Алик: Если курица очень глупая, почему не поучить.

От Союза писателей ГДР, то есть от приглашавшей меня стороны, я, естественно, скрыла, что встретилась с сыном из Америки. Скрыла это и от некоторых своих знакомых в Восточной Германии. Не хотелось никого подводить. В ГДР нравы были еще более свирепые, чем в Советском Союзе при Брежневе — Андропове — Черненко.

Пять-шесть дней пролетели как сон. Новая страшная разлука надвигалась… Кто мог тогда подумать, что мы на пороге грандиозных перемен, что советскому строю скоро конец? И что можно будет встречаться с сыном не тайком, а легально?
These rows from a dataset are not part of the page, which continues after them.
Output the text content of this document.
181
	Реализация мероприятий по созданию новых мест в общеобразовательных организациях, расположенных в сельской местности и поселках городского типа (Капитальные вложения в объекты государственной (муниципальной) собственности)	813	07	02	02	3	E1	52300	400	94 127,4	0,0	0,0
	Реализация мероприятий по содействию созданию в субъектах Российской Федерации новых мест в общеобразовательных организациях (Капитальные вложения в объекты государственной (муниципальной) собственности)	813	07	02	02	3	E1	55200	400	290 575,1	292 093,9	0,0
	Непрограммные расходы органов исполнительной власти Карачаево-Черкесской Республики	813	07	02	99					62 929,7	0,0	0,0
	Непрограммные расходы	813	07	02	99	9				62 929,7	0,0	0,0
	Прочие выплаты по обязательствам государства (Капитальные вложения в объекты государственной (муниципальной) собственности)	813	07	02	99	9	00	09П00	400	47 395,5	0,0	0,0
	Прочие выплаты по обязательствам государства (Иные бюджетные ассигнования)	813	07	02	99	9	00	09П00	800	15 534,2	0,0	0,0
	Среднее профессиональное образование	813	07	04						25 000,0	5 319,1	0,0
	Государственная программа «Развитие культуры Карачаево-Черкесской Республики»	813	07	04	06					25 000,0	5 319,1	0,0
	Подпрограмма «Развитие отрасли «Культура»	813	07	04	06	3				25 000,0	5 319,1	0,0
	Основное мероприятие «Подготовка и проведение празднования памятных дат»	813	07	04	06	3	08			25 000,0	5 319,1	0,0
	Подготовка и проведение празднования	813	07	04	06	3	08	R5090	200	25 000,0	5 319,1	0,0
Весной следующего года я уже поехала в Западную Германию (капстрану) в командировку. Потом Алик с Виталиком прилетели в Москву. А в 1989 году, аккурат когда рушили Берлинскую стену, мы с мужем сидели у Алика в его квартире в Нью-Джерси, на берегу Гудзона, и Виталик варил в большом котле гигантских лобстеров.

Но первое свидание все равно осталось первым свиданием.

Ну а теперь пора рассказать, к каким ухищрениям мы прибегли и какими незаконными методами пользовались.

Идея встречи была ясна. Даже примерный план. Исходные данные тоже… Алика не пустят в СССР, каким бы он ни стал знаменитым. В США не пустят нас с мужем. В любую капстрану тоже. Стало быть, надо встретиться в «социалистической» стране, или, как их тогда чаще называли, в «стране народной демократии». Но мужу и туда поехать не разрешат. А мне стоит попробовать через Инокомиссию Союза писателей.

Закона такого, чтобы мать не виделась с сыном, при «реальном социализме» не было. Но негласное установление, оно же негласное железное правило, имелось. Его следовало как-то обойти. Перехитрить власть.

И вот спустя год или полтора после отъезда Алика я подала заявление с просьбой послать меня в командировку в Румынию (там были анклавы, населенные немцами, а я занималась немецкой литературой). Румыния в тот год (для виду?) несколько отбилась от рук, дружила с Китаем, в пику СССР, и, по слухам, пускала к себе иностранцев без звука. На вопрос в анкете, где проживает сын, написала «в Нью-Йорке». И мне командировку дали, но в последний момент я испугалась за Алика и не попросила его приехать. У него еще не было пресловутой «грин-карт», американского «вида на жительство». А вдруг псих Чаушеску не выпустит сына обратно в Америку? Кроме того, я впала в эйфорию: раз дали командировку в Румынию, стало быть, для соцстран я — «выездная».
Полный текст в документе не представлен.